Authors: Margery Allingham
“Had he, by George? That must have been useful!” The thin man was puzzled. “Extraordinary you got no further. Or wasn’t it?” he added as Luke’s face grew darker.
“I thought so.” The new Superintendent was inclined to be off-hand. “The chap wasn’t specific. He thought he’d seen them in Edge Street and he was certain it was through glass. He reckoned they must have been sitting in a tea shop and he’d seen them through the window as he passed by.” He hesitated and after a moment’s indecision remarkably unlike him turned and nodded towards the chart on the wall. “Those three yellow flags mark the only eating places in the area where he could have done that.”
Mr. Campion’s brows rose. He had been warned that Luke was catching at straws.
“Hardly conclusive,” he ventured.
Luke sniffed. “Hardly there at all,” he conceded handsomely. “I warn you, my evidence gets thinner still as I go on. That’s one reason why the Old Man is so windy. That blue flag on the corner there marks the branch of Cuppages the cheap outfitters where this was bought in a sale.” He leant over the desk, dragged open a drawer and drew out a thick brown envelope.
Mr.
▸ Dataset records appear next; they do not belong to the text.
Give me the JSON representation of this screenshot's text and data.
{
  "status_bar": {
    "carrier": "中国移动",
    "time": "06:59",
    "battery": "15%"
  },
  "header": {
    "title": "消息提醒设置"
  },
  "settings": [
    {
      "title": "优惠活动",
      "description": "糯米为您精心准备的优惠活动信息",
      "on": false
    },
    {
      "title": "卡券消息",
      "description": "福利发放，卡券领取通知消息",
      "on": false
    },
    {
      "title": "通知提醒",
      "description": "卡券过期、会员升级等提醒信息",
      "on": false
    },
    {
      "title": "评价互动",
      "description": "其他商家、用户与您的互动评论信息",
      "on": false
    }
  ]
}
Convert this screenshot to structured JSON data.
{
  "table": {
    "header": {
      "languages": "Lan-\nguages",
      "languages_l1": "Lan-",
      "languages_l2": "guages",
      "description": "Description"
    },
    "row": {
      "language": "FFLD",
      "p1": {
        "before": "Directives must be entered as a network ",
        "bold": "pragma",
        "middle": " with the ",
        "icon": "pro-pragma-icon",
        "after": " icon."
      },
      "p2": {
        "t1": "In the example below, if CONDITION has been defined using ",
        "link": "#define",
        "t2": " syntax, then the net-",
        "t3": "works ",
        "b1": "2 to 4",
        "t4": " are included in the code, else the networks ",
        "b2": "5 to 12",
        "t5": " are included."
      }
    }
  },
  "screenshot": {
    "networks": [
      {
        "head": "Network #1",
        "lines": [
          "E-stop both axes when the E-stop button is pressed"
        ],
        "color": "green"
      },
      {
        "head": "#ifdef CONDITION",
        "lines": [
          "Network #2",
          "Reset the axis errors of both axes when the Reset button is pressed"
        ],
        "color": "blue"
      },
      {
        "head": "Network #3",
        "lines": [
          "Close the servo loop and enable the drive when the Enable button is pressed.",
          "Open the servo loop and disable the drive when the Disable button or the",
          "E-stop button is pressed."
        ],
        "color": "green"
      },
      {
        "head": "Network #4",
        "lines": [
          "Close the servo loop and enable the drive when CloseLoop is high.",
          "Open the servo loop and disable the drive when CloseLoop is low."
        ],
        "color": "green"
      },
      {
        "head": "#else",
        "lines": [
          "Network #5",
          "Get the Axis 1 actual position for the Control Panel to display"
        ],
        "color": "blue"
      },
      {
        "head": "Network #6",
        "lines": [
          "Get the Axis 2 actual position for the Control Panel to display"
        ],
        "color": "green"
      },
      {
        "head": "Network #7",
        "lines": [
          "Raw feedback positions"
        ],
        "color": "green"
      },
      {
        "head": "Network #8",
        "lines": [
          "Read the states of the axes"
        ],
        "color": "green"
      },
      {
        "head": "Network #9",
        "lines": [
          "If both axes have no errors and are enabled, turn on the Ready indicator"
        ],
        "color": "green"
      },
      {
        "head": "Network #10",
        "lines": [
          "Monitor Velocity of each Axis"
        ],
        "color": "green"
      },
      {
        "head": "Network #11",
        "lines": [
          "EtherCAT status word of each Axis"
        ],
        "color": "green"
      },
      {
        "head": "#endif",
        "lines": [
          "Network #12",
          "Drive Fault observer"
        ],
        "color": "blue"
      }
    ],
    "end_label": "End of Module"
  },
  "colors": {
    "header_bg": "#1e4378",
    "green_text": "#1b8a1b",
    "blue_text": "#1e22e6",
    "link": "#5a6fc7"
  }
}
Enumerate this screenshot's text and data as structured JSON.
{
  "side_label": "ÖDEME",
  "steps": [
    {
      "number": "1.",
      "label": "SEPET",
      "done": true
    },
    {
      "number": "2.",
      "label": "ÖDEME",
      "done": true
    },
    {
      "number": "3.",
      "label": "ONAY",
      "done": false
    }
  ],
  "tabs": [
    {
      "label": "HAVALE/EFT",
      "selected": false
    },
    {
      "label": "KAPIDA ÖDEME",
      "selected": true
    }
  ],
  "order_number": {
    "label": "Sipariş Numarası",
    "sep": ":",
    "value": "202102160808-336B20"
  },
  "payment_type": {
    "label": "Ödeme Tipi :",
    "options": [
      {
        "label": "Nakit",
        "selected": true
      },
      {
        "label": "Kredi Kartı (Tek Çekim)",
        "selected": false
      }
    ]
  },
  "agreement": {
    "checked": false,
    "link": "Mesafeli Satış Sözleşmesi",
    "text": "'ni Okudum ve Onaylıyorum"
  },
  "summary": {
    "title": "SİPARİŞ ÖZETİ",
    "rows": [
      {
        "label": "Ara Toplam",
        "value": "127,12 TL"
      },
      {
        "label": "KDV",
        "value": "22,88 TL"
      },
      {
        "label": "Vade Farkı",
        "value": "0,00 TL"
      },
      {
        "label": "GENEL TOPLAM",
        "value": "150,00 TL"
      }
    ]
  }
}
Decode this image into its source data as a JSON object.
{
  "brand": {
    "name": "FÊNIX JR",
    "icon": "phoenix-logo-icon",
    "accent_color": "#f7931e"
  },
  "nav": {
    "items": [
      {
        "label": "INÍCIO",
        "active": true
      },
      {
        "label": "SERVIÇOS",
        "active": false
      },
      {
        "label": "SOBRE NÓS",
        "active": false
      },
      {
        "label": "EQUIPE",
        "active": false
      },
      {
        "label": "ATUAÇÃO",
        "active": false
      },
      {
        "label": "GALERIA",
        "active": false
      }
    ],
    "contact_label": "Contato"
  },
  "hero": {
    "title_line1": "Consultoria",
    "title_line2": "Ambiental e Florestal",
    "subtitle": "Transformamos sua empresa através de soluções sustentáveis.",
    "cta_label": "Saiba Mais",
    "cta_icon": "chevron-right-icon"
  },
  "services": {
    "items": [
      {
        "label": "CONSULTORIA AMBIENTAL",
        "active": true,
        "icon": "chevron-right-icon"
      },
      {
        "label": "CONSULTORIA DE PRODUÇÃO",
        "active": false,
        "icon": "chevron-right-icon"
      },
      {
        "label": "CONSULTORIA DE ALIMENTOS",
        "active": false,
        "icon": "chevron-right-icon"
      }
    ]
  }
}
Campion watched him while he took out the glove it contained. It was cut for a man’s left hand in imitation hogs-kin and was nearly new. Luke’s narrow eyes met Mr. Campion’s squarely.
“This is the glove left behind in the Church Row shooting case.”
“
Oh dear!
” Mr. Campion’s protest was so completely spontaneous and like himself that his friend had the grace to colour.
“All right.” Luke threw the exhibit on the brass tray of a pair of letter scales which he kept on the desk top and it lay there, limp and unimpressive, kept in the air by the small column of weights on the other side. “I’m not trying to prove anything. I only point out that this glove left behind by the unknown gunman who shot his way out of a house in Church Row when he discovered that there were more people in the building than the woman householder, was bought in Cuppages
on that corner
.”
“My dear fellow, I wouldn’t dream of arguing with you,” Mr. Campion made it clear that he was not a man who argued at all. “But I would point out that the Church Row shooting happened quite three years ago.”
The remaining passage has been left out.